Aux assises, la « bonne leçon » se termine en crime
Pour une sombre histoire de vol d’ordinateur, un homme de 27 ans a cru mourir en avril 2017 à Grasse, battu, ligoté et jeté dans un coffre de voiture. Ses agresseurs sont jugés depuis hier
Au premier jour d’un procès consacré à leur personnalité, les trois accusés principaux sont unis par des liens invisibles que la cour d’assises révèle au fur et à mesure des débats. Des parents défaillants, une enfance ballottée marquée par de la violence, une scolarité stoppée prématurément, une surconsommation de cannabis et d’alcool… Des vies minuscules réunies le 7 avril 2017 pour une agression médiocre, misérable.
Eric Caillet, 43 ans, émerge involontairement de ce trio.
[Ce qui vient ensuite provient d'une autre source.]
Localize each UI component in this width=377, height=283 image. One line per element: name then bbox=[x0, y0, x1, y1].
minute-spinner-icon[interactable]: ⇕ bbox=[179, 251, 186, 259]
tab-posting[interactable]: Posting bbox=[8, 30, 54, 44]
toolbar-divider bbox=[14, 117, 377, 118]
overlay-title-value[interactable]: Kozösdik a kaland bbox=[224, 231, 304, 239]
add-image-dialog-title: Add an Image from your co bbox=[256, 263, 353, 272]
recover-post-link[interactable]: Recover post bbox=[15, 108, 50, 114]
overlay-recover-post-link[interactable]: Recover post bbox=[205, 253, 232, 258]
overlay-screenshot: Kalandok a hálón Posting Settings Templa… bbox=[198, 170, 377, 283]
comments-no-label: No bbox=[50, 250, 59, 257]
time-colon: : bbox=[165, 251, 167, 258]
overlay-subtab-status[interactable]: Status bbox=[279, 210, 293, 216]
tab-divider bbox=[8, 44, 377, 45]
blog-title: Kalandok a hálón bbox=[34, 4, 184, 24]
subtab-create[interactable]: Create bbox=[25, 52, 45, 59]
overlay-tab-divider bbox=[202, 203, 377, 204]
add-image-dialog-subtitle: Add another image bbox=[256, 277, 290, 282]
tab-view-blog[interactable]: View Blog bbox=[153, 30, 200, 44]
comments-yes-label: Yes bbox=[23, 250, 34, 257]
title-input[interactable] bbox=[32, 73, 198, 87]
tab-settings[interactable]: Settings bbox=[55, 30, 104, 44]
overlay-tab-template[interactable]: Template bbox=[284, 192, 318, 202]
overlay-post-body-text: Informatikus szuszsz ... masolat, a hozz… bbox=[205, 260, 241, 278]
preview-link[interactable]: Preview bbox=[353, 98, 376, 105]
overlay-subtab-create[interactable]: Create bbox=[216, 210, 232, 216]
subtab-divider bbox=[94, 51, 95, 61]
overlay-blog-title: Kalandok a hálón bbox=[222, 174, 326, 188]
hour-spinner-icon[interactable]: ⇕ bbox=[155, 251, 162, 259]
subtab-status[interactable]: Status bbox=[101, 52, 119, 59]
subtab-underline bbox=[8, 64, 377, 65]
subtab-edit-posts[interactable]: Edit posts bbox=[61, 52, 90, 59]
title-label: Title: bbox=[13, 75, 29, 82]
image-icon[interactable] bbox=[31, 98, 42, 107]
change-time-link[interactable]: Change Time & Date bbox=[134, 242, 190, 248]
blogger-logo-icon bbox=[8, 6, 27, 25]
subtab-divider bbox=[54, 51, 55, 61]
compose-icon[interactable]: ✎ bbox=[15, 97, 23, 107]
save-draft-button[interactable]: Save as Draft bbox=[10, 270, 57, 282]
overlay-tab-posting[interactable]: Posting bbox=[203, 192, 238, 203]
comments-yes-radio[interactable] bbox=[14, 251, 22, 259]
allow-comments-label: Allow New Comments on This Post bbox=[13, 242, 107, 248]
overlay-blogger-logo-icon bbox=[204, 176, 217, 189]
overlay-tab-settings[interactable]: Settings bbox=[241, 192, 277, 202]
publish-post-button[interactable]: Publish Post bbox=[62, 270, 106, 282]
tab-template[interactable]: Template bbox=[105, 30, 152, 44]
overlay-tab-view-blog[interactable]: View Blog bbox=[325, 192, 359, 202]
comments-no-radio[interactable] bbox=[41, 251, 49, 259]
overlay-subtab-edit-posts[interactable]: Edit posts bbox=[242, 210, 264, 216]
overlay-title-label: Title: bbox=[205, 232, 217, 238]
Son casier judiciaire est lourd de quatorze condamnations. Il se présente effacé dans le box, abruti par les médicaments. Reconnaîtil les faits d’enlèvement, de séquestration, de violence, d’extorsion avec arme ?
« Oui mais pas l’arme », répond l’accusé.
Expédition punitive
À l’époque des faits, il squattait chez Laurent, un homme visiblement fragile, un temps sous curatelle, qui était sommé d’offrir le gîte et le couvert. Laurent a été cambriolé. Un ordinateur a disparu. En avril 2017, Eric Caillet décide d’organiser une expédition punitive. Il veut donner «une correction » à Yoann soupçonné d’avoir commis le vol pour se venger d’avoir été molesté et dépouillé la veille. Caillet recrute Alexandre Miletti (à ses côtés dans le box), un colosse lui aussi connu de la justice. Les amis, Julien et Laurent qui eux, comparaissent libres, sont aussi embarqués dans cette sale histoire. Priscillia, la compagne de Julien, est aussi poursuivie pour ne pas avoir dénoncé l’équipée sauvage à la police.
La jeune victime est enlevée en fin de matinée, frappée à coups de pied, de poings, de couteau, bâillonnée, ligotée enfermé dans le coffre d’une Renault Laguna. Ses tortionnaires ont arrêté la voiture sur le parking d’un supermarché du quartier Saint-Jacques pour aller acheter des chips et des bières.
Yoann parvient avec l’énergie du désespoir à défoncer la plage arrière puis à briser la lunette arrière. C’est couvert de sang, en caleçon, qu’il se réfugie dans la voiture d’une cliente qui venait de faire ses courses. Quelles étaient les intentions du trio ? Impossible de le dire à ce stade du procès. La victime, elle, est persuadée qu’elle allait mourir. C’est ce que lui aurait promis Eric Caillet.
Les experts ne sont pas d’accord
Le président Didier Guissart cherche surtout lors de ce premier jour à percer la personnalité de chacun des protagonistes. Notamment d’Eric Caillet qui a dicté à ses complices présumés la conduite à tenir devant la juge d’instruction et leur a confié : « Je vais me faire passer pour fou. » Et manifestement, cela a fonctionné puisque le Dr Chellali estime que l’accusé avait «un discernement aboli au moment des faits et n’est pas responsable pénalement de ses actes ». Il est diagnostiqué « schizophrène paranoïde » ! Le suspect a confié à l’expert qu’il entendait des voix… L’avocat général Caroline Blasco s’étonne que ces simples déclarations suffisent à convaincre l’expert.
Autre surprise, Laurent, un garçon handicapé, sous la coupe de Caillet, est présenté comme «un homme dangereux » par cette même psychiatre. La cour, les jurés, la défense et l’accusation sont manifestement désorientés par cette expertise.
Une contre-expertise d’Eric Caillet demandée par l’ensemble des parties contredit d’ailleurs les premières conclusions. Une fois de plus, à cette session d’assises, les experts psychiatres peinent à se mettre d’accord.